Astrid moaned. “Oh, no, I knew we were going to miss something.”
Elliot appeared over his brother’s shoulder. “It really was epic.”
Porter took the phone back. “Shut up, guys. Mom, it’s fine. Birdie, you guys have fun. Go adopt a seal, save a glacier, please, something.” She pointed the camera back toward the baby, whose enormous brown eyes blinked at them.
Astrid rubbed Birdie’s back. “Yes. Yes, we will.”
Birdie blew a kiss. “Love you, Eleanor!”
There was so much that Astrid hadn’t considered: getting married again, having someone to coparent, copilot, cograndparent! What a thing to do, to skip having children and go straight to being a grandparent. Birdie was magnificent at it: Of all the adults, she was the best at dancing Eleanor to sleep. Maybe it was her arms, strong from decades of steady scissor-holding, maybe it was that Astrid had used up her powers on her own children, maybe it was just that Eleanor and Birdie were fast friends. Astrid hadn’t thought of herself as one of those people who just wanted to be married, but now that she was, she was so delighted, all over again. The word wife, which had once felt oppressive, diminutive, belittling—she thought of all the times she’d been introduced simply as Russell’s wife, with no additional qualifying details, nothing so brash as a name—now the word wife meant something else. It wasn’t Russell’s fault, it was the world’s! Now that it was a double—your wife, my wife—the word felt twice its original size. This was how it was supposed to feel. It wasn’t just that she belonged to someone else, it was that she belonged.
“Mom, it’s fine,” Porter said. “We are all fine. Honestly. We are all adults here. Except for Eleanor. She’s just a baby. But we’ll be fine. We love you. Have fun.”

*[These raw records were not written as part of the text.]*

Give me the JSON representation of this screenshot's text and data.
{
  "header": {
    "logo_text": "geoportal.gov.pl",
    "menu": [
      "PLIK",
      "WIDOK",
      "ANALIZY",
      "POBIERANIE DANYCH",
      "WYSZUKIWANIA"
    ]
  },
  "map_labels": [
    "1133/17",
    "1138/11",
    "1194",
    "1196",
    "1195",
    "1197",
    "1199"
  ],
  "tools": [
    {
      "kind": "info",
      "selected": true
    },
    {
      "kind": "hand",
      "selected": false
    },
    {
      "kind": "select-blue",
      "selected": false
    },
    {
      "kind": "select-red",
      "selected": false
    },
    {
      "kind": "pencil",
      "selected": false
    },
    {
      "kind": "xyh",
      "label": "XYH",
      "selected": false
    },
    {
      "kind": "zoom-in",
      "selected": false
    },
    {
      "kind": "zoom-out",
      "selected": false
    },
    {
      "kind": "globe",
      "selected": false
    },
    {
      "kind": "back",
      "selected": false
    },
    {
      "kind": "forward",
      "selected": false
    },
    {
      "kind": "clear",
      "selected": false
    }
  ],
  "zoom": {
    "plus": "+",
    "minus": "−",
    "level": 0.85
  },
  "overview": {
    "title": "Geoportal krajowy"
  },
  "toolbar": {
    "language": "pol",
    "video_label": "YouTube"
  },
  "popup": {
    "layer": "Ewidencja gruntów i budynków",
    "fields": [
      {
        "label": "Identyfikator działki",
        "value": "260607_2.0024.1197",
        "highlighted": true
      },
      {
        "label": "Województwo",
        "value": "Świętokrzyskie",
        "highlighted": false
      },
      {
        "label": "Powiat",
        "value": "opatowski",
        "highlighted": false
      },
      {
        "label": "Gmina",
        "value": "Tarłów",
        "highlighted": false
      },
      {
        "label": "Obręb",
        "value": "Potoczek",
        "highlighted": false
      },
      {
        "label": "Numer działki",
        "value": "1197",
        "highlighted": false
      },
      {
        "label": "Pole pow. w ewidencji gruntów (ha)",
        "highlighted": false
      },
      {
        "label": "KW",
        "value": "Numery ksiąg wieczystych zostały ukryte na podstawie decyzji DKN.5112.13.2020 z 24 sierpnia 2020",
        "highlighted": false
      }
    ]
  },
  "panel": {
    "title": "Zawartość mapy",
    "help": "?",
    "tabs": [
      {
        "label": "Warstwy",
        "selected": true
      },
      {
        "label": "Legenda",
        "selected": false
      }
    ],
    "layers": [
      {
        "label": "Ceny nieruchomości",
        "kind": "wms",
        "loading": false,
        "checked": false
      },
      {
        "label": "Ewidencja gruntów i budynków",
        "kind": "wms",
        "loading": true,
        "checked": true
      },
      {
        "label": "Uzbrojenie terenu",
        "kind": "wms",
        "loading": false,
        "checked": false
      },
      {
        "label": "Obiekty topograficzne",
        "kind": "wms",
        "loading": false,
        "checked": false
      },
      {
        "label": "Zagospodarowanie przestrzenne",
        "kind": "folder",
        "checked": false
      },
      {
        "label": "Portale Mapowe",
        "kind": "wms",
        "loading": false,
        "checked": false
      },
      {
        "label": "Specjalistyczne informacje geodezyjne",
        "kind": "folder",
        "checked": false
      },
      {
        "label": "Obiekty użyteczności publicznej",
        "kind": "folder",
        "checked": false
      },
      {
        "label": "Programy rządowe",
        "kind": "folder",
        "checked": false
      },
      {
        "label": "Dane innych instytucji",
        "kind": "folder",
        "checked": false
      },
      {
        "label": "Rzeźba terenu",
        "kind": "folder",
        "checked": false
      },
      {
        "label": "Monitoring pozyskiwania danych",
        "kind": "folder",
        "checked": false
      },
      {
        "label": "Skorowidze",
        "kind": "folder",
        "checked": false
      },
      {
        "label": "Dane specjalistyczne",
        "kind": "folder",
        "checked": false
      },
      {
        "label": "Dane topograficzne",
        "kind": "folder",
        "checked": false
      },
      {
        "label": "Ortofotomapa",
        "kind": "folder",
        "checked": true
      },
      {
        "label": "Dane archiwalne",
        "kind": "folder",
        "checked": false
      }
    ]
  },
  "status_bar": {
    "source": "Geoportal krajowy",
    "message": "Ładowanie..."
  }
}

“Okay,” Astrid said, and then Porter and Eleanor’s round cheeks vanished into thin air too quickly, and she and Birdie were left staring at their own reflections. Sometimes Astrid thought about everything in her life that could have been different—all the men and women she could have married, having her children or not having any children at all, moving to Paris, she and Russell dying in bed together at a hundred years old. She thought about how every decision of hers had rippled into her children’s lives, even this one, when she was still their mother every day but not actually in charge of their lives, not making decisions on their behalf. People said that everyone was born alone and everyone would die alone, but they were wrong. When someone was born, they brought so many people with them, generations of people zipped into the marrow of their tiny bones. She reached under the bolted-down desk and took Birdie’s hand and it felt just the way it had felt on their first date. Astrid had still been young then, though she hadn’t known it. Was it like that until you died, always realizing how young you’d been before, how foolish and full of possibility? Astrid hoped so. Outside, sunlight sparkled off the surface of the water, as if the ocean wanted to show the sky exactly how astonishing it was. Every day was a new day. She would call Cecelia later, and Wendy and the boys, her whole family. She’d call them until they were sick to death with love, just like she was. Astrid looked at their reflections on the blank screen, at herself and her wife, and felt so, so happy.
ACKNOWLEDGMENTS
My life changed enormously over the writing of this book, and so please forgive my lengthy acknowledgments. I was pregnant while writing my last two books (with two separate children—I am neither a speed machine nor an elephant), but while writing All Adults Here, I birthed a bookstore, with the help of my husband.